In 2010, he was diagnosed with autism. It seemed as if my prayer wasn’t being answered. He wasn’t growing smarter or stronger. He was losing communication skills, and he was well below average for weight and height. Others weren’t showing him favor either. He was excluded from friends’ birthday parties and kept to himself around his peers. And, honestly, I wasn’t sure that God was showing us favor either.

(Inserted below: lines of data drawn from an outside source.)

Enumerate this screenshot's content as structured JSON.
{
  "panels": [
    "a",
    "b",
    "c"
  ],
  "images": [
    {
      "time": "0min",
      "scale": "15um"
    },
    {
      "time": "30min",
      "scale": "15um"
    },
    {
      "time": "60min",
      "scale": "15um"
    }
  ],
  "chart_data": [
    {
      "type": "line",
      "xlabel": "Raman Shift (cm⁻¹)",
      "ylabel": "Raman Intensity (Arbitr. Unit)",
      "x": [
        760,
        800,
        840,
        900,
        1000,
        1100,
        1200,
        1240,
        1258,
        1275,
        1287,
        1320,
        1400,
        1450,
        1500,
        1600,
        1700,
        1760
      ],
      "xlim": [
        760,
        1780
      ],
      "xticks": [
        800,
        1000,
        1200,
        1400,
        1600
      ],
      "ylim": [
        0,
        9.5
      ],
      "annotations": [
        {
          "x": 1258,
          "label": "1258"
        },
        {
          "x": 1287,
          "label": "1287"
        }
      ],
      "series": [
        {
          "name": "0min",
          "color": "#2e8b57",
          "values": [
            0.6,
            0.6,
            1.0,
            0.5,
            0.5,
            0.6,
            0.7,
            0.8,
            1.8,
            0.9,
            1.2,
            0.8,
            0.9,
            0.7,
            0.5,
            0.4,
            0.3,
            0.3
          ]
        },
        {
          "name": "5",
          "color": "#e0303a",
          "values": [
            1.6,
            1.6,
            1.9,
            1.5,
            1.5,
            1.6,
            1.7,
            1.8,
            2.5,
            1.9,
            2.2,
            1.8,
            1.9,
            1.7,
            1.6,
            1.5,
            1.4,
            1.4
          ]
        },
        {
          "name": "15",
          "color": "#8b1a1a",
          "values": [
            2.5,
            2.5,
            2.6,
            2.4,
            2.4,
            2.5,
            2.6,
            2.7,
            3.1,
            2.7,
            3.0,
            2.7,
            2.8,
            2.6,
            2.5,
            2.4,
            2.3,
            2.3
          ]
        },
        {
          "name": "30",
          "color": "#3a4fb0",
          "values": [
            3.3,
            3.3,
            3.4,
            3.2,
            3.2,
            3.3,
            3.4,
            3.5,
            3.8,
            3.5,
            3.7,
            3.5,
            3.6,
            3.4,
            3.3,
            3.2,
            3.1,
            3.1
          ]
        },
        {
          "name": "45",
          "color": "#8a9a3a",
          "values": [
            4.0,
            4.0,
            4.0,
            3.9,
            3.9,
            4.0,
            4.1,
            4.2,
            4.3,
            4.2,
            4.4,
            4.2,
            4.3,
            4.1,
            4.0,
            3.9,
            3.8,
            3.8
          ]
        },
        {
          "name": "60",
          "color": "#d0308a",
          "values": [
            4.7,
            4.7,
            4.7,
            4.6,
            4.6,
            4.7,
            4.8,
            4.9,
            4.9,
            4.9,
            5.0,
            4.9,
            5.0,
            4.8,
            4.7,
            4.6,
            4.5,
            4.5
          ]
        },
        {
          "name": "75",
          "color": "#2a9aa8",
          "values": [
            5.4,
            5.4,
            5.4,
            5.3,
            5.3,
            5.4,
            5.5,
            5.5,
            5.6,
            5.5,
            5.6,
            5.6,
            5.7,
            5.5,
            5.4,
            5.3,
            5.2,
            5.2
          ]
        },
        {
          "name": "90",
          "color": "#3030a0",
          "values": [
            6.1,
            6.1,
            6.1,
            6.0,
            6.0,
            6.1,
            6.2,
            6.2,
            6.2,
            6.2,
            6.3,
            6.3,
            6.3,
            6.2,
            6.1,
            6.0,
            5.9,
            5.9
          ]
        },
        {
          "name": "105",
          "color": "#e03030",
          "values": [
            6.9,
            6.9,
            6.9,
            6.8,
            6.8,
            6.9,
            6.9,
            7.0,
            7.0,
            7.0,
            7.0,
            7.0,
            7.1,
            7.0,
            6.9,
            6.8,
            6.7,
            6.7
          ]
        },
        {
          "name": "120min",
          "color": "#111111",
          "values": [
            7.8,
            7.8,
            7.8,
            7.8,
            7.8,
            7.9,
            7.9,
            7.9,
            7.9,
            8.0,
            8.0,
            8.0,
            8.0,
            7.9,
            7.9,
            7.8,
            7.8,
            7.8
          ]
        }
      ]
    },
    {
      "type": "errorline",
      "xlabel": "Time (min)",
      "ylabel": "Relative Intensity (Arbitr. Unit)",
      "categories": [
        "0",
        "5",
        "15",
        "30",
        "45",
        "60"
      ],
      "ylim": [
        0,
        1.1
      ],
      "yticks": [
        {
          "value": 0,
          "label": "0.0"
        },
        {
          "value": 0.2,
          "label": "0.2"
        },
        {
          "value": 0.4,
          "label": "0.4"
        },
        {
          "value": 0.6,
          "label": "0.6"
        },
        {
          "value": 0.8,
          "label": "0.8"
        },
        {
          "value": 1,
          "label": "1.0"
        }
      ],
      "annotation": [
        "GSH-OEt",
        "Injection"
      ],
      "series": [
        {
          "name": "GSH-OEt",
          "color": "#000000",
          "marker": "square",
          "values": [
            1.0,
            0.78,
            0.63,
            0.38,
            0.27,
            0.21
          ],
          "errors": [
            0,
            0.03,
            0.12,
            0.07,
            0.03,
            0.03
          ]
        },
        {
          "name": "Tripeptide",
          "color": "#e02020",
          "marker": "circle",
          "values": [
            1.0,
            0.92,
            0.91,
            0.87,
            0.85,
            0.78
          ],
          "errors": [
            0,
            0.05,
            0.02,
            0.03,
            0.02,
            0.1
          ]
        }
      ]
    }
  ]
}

We struggled with our new role as special-needs parents—juggling doctors, therapies, and restrictive diets. We had to learn a new language with acronyms like ASD (autism spectrum disorder), SPD (sensory processing disorder), and GF/CF (gluten-free / casein-free). I continued to pray, “God, I’m begging you to help him to grow smarter and stronger. Show him favor. Cause others to include him, be patient with him, and love him.” I prayed this night after night, again and again.
Ten years later, I can see my prayer being answered. He is learning. He is growing. Overall people are patient with him and kind. God has had favor on him and our family. And praying that verse over James for all these years has changed me as well. It has reminded me how much God loves James and how he has ordained this life for our good and for our growth in godliness.
The importance of prayer
Praying for and with our children with special needs is incredibly important. We won’t know this side of heaven what a difference our prayers have made in their lives, but I do know that praying this verse over James has brought me hope, even on our hardest days.
You may want to pick one verse to pray over and over again as I did back in 2007. Or you may find many verses that speak to your situation and pray those over your son or daughter. If your child is able, you can include them in the prayer time. My son James has limited verbal ability, but he does pray with me each evening, and I know his prayers bring God joy.
Here are some verses you may want to use to pray for your child today:
- “For you formed my inward parts; you knitted me together in my mother’s womb. I praise you, for I am fearfully and wonderfully made. Wonderful are your works; my soul knows it very well” (Ps. 139:13–14).
- “And I am sure of this, that he who began a good work in you will bring it to completion at the day of Jesus Christ” (Phil. 1:6).
- “And so, from the day we heard, we have not ceased to pray for you, asking that you may be filled with the knowledge of his will in all spiritual wisdom and understanding, so as to walk in a manner worthy of the Lord, fully pleasing to him: bearing fruit in every good work and increasing in the knowledge of God” (Col. 1:9–10).
- “To this end we always pray for you, that our God may make you worthy of his calling and may fulfill every resolve for good and every work of faith by his power, so that the name of our Lord Jesus may be glorified in you, and you in him, according to the grace of our God and the Lord Jesus Christ” (2 Thess. 1:11)
I hope the practice of praying Scripture for your children with special needs encourages and strengthens you as it has done for me. God’s Word is living and active (Heb. 4:12), and his power has everything we need for life and godliness (1 Peter 1:3). We can invite the Holy Spirit to work in us and through us as we love our children by praying for them. Join me today in lifting up our children to their Father who created them with a purpose and who loves them.